In the last part of this dissertation, we developed a simple and efficient approach—using graphene coatings on ITO as transparent electrodes—for inducing the growth of 29H,31H-phthalocyanine (H2Pc) nanofiber arrays through a thermal evaporation process, with potential use in organic field emitters (FEs). By controlling the surface energy and temperature of the electrodes during evaporation, H2Pc molecules readily self-assemble, forming an out-of-plane morphology on reduced graphene oxide surfaces (rGO; surface energy: ca. 50 mJ/m2).
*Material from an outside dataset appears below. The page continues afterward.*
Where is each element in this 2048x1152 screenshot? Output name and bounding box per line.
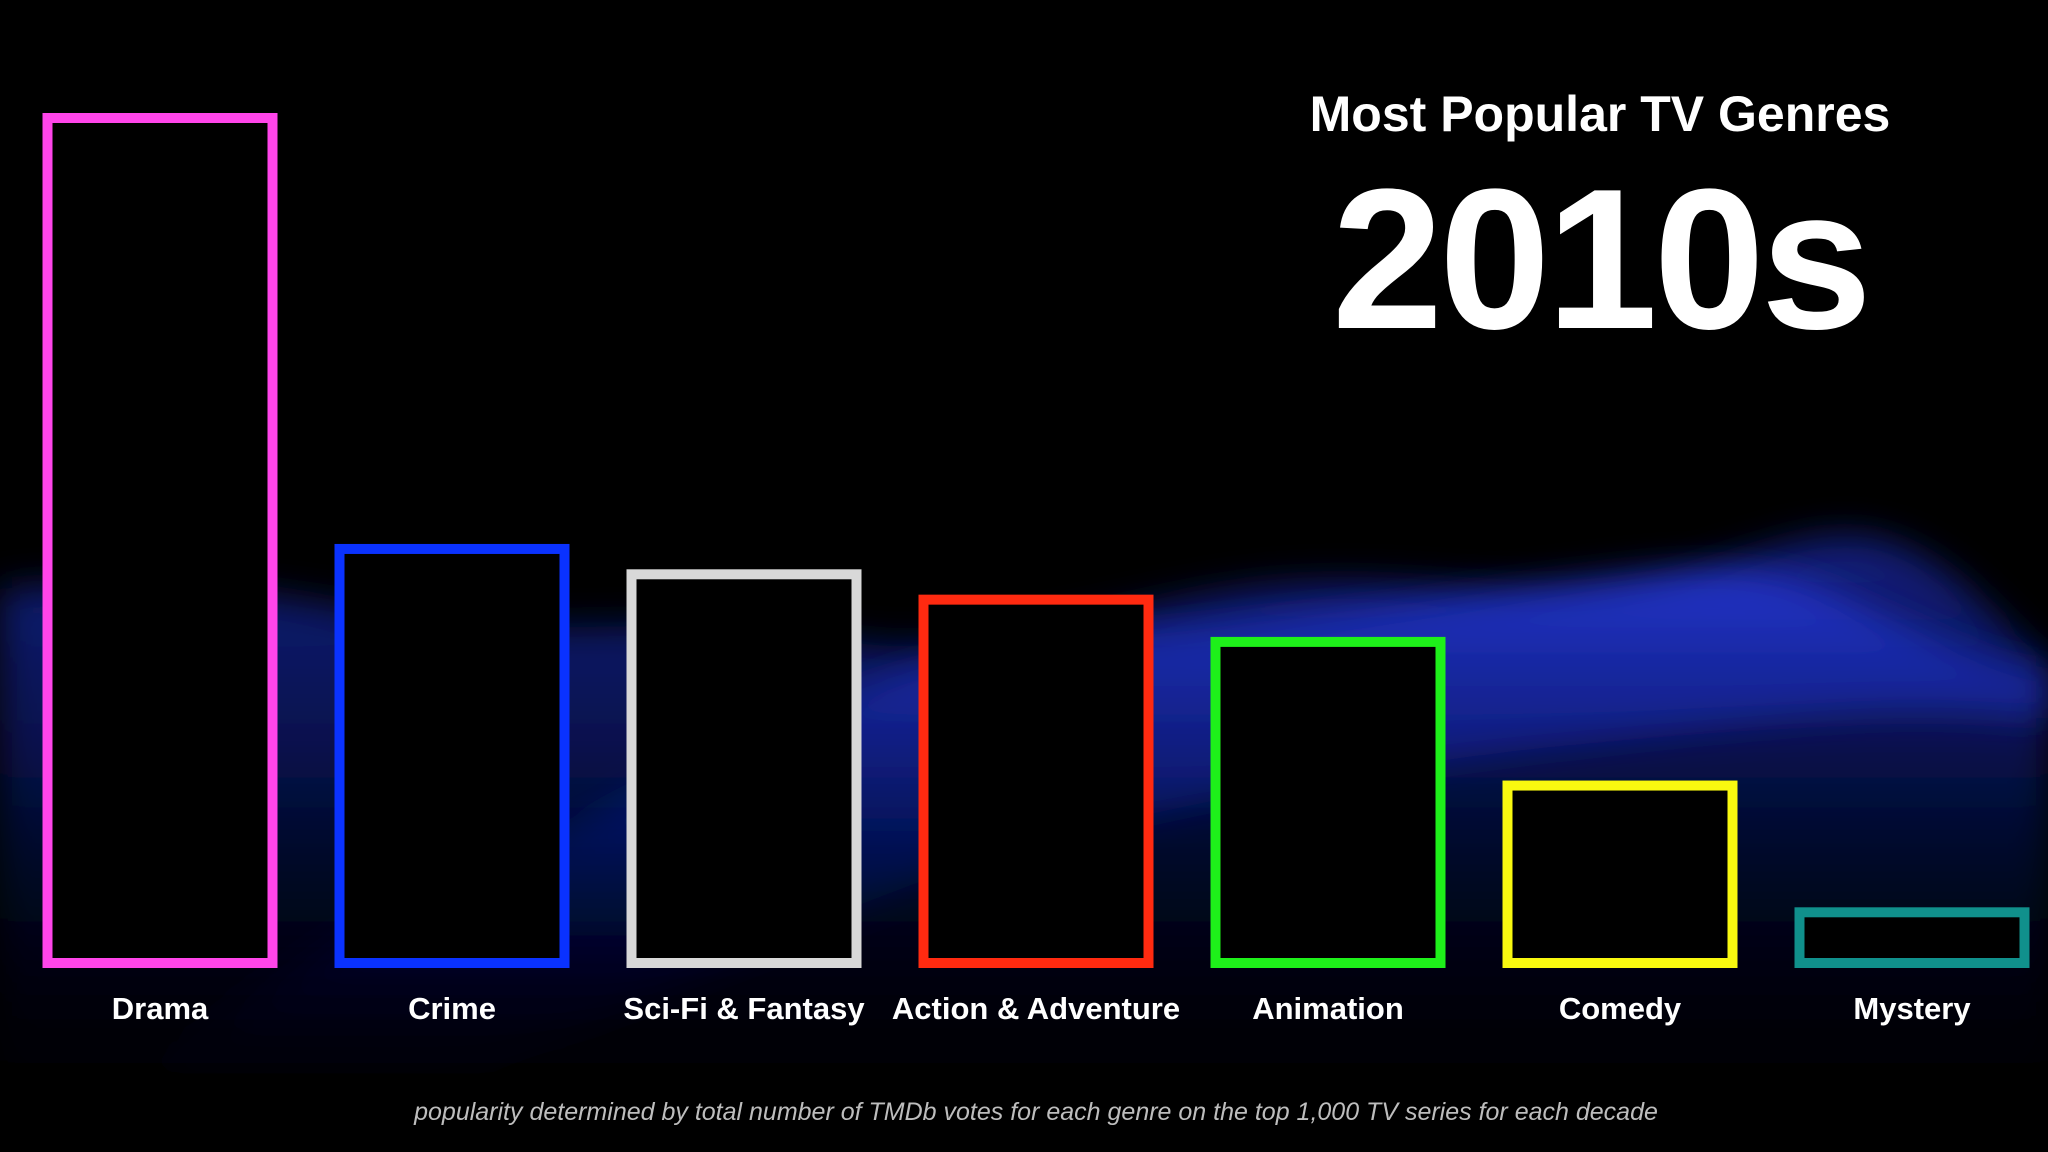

The devices fabricated on rGO/indium tin oxide (FE-rGO) exhibited not only excellent FE performance but also outstanding anti-degradation capability during stability tests. This facile approach toward rGO coatings opens a new avenue for the transformation of small organic molecules films into vertically standing nanostructures on transparent electrodes, with various organic electronics applications.